Official EU health policy has been built on something of a paradox. Union leaders have for years wanted the union to be seen to be “doing something” about issues, like health, that citizens care about. Yet health policy is so high on national political agendas that most governments do not want the union interfering in it. The solution the EU came up with in the Maastricht Treaty of 1992 was to have a mandate of “encouraging cooperation between member states” and “if necessary, lending support to their actions” in public health (article 129(1)). The EU was given the power to spend money on European level health projects but forbidden to pass laws harmonising public health measures in the member states (article 129(4)).

When the EU's powers over health policy were revised in the Amsterdam Treaty of 1997 the mandate was significantly strengthened. The EU was commanded to ensure “a high level of human health protection” in the “definition and implementation of all [union] policies and activities” and to work with member states to improve public health, prevent illness and “obviate sources of danger to human health” (article 152(1)). None the less, harmonisation of member states' public health legislation—with two small exceptions—continued to be prohibited and the EU was mandated to “fully respect” the member states' responsibilities for “the organisation and delivery of health services and medical care” (article 152(4, 5)).

Food safety crises such as bovine spongiform encephalopathy, genetically modified crops, and dioxin in chicken have forced health up the EU agenda in recent years. In 1999 one of the first acts of the incoming president of the European Commission, Romano Prodi, was to create a directorate general for health and consumer protection. Though this gave EU health policy a new profile, most of the directorate's resources are deployed on consumer protection—and in particular food safety. Only around 90 of the staff of 700 work on public health. The EU's role in public health and in health care is likely to grow over coming years (see box B1), but for the moment the official health policy is something of a Cinderella.

Box 1.

EU public health action programme 2002-6

Strand 1: Improving health information and knowledge

(1) Developing and operating an EU health monitoring system. This will include establishing indicators for health status and health determinants and agreeing methods for data collection. It will also include projects to improve sharing of and access to health data

(2) Developing and using methods for analysis, advice, reporting, and consultation on health issues. Under this heading the EU may start analysing best practice in health care

Strand 2: Responding rapidly to health threats

(1) Enhancing the EU's capacity to tackle communicable diseases. The EU will build on and enhance its existing network on the epidemiological surveillance and control of communicable diseases. In particular, coordination with the countries of central and eastern Europe will be enhanced

(2) Strengthening the EU's capacity to tackle other health threats. The EU will continue to take an interest in the health risks posed by electromagnetic fields and other physical agents

(3) Strengthening early warning and response system for all health threats (including, since 11 September, possible bioterrorism attacks)

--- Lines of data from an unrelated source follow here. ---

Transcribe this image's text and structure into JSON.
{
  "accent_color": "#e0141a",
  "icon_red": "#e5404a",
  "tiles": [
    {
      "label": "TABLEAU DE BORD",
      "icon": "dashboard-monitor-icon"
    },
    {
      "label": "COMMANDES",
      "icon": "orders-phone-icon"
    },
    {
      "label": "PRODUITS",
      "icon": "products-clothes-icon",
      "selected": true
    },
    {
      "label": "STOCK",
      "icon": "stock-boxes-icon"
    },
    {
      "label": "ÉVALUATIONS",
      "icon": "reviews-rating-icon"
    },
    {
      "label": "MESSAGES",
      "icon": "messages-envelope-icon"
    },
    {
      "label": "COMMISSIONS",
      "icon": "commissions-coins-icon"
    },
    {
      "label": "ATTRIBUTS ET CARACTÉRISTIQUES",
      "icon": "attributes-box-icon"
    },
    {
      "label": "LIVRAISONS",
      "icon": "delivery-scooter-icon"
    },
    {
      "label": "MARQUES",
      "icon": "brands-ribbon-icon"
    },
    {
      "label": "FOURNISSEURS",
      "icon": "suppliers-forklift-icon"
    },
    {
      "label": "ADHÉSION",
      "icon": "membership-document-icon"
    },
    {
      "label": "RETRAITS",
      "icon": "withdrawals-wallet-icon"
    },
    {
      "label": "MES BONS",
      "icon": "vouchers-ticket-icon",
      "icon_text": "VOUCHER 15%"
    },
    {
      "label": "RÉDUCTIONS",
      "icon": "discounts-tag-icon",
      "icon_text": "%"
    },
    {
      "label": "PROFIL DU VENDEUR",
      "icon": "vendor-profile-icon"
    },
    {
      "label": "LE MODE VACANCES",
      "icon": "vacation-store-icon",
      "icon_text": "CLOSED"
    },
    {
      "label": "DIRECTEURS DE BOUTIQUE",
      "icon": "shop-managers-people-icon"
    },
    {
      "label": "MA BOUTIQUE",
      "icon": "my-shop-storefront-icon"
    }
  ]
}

Strand 3: Addressing health determinants

(1) Developing strategies and measures on lifestyle related determinants

(2) Developing strategies on social and health determinants

(3) Developing strategies and measures on health determinants related to the environment

Budget proposed by the European Commission=€50m a year

All of the above should, among other things, make available funding for health non-governmental organisations and patient groups running EU level projects.

For more details visit www.europa.eu.int/comm/health/index_en.html

Effect of EU law on health service provision

The European Community Treaty may forbid the union from using its health policy powers in a way that cuts across member states' rights to run their own healthcare systems, but this does not isolate health care, or health professionals, from the effect of EU law in other areas.¹,³ Box B2 illustrates the ways in which EU law can affect health policy. Two EU laws that have driven major change in British medicine are worth mentioning: the doctors' directive and the working time directive, neither of which was conceived as a health policy measure.

Box 2.

Types of EU health policy making

Direct health policy making

The EU identifies a health objective and seeks to realise it by EU action, either law making or funding or cooperation between the member states. Direct policy making is not only done under article 152 (public health) of the European Community Treaty. Tobacco control legislation falls under the EU's powers to regulate the internal market,⁶ while the initiative to tackle communicable diseases in the developing world uses the union's powers in development aid and research.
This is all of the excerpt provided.